The British are not. Instead, generally speaking, the lockdown has been lifted without their permission. If deaths increase, it is not going to be forgiven or forgotten; it will not be seen as inevitable, or a reasonable price to get the economy up and running. In any country, a second spike would have tragic consequences. But in the U.K., the political damage has the potential to be much greater than in other nations.
And all the signs are that this blame will fall at the government’s door. Gone are the days of a select few breaking the lockdown rules, as happened with spates of largely young men in early April, who became the rightful source of public anger. Some journalists, such as Krishnan Guru-Murphy and Emily Maitlis, have suggested recent confusion over government messages could be deliberate, “part of a larger strategy of deniability” so the public blame themselves. But government is much more often the province of cock-up rather than conspiracy. And even if this were true, voters rarely blame themselves for anything.
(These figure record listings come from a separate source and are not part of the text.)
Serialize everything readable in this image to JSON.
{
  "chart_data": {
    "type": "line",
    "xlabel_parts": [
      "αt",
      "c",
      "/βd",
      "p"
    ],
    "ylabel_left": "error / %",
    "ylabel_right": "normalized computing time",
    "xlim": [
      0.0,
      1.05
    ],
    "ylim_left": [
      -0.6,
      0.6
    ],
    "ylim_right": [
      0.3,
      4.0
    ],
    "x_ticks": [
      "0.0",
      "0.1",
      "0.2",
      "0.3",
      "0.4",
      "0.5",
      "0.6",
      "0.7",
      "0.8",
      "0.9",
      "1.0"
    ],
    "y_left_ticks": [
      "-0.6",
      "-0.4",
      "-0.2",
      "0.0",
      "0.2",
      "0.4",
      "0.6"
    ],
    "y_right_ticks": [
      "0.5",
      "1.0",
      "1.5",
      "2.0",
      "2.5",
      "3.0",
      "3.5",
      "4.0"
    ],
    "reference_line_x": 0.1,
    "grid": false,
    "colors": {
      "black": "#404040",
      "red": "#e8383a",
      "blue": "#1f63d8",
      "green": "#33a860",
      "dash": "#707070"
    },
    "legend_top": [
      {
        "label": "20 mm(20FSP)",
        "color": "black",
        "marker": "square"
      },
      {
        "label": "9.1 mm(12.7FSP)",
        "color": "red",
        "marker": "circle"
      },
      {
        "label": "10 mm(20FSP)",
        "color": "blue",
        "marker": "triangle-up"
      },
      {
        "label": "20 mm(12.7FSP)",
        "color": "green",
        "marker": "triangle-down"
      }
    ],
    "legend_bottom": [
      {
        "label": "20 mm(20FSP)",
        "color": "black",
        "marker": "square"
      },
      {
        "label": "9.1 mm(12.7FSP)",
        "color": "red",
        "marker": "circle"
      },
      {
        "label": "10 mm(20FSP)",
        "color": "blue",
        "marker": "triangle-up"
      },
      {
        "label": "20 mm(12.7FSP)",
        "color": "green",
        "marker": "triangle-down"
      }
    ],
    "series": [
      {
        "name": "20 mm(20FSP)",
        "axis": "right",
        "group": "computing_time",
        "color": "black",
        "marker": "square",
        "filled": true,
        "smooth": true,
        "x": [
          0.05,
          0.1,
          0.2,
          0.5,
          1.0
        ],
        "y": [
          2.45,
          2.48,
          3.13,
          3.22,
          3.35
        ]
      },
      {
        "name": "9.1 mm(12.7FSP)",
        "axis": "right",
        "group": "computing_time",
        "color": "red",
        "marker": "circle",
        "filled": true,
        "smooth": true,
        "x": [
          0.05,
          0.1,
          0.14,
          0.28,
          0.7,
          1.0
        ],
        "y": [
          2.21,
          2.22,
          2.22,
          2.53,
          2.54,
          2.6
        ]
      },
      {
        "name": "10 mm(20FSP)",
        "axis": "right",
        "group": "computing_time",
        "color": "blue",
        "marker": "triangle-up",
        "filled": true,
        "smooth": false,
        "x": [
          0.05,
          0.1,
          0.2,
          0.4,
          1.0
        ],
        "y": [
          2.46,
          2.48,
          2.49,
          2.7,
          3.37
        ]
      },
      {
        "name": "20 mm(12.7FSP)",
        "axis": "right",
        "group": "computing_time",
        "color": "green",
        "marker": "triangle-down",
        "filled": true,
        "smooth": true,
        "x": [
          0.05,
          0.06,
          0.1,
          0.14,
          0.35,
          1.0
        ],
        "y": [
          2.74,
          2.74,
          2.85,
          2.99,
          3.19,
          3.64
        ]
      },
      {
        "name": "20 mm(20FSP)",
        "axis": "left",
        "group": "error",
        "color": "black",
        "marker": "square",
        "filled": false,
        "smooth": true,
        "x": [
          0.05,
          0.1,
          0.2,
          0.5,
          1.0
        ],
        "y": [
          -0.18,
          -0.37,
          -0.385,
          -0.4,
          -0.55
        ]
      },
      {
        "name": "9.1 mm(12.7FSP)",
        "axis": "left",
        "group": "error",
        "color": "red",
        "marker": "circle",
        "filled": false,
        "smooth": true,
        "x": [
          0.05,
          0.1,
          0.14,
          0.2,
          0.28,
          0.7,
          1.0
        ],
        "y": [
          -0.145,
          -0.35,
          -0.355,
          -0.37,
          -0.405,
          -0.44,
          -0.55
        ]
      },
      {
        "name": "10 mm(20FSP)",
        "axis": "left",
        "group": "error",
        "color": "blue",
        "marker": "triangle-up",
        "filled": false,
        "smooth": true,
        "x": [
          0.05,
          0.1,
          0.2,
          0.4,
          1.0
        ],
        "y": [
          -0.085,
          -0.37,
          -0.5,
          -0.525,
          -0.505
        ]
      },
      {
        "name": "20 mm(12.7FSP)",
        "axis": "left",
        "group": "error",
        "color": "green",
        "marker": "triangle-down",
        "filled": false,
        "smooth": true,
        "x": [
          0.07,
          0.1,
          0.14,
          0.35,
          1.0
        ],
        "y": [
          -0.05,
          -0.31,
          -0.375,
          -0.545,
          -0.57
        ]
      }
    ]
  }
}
Other political parties are aware of this. Though genuine concerns are no doubt their primary motivation, this will be on the minds of Scottish First Minister Nicola Sturgeon as she formulates her different approach, as well as Manchester Mayor Andy Burnham as he ramps up criticism of the government in Westminster. Most of all, Labour leader Keir Starmer will be thinking it as he introduces himself to the nation.
Downing Street are aware of the risk too. The Sunday Times reported last week “senior Conservative sources” saying people in government have an eye on the approval ratings of other national leaders. “Every leader had huge support at the peak but now that support has started to come down quite sharply,” the source was reported to have said. “We are entering the moment of maximum political risk.”
Because of the unique circumstances in Britain, because of the public’s unique view, that risk could be quite a bit higher than in other nations.
Declarations that the government is irretrievably finished are clearly wrong. We are six months into the biggest Conservative majority in more than 30 years. Even with the issues at the start of the pandemic in March, people tend to vote for political parties based on what they look like they will do next, rather than punish or reward them for what they have already done. And, of course, there is every possibility that Johnson can navigate the difficulties ahead and be met with victory once more.
But reputations will, for certain, be made and lost during this crisis. Those reputations will be carried into the next general election, this time with a competent Labour leader who is not written off by swing voters by the very mention of his name. It is a tough journey down the mountain, and it is only just beginning.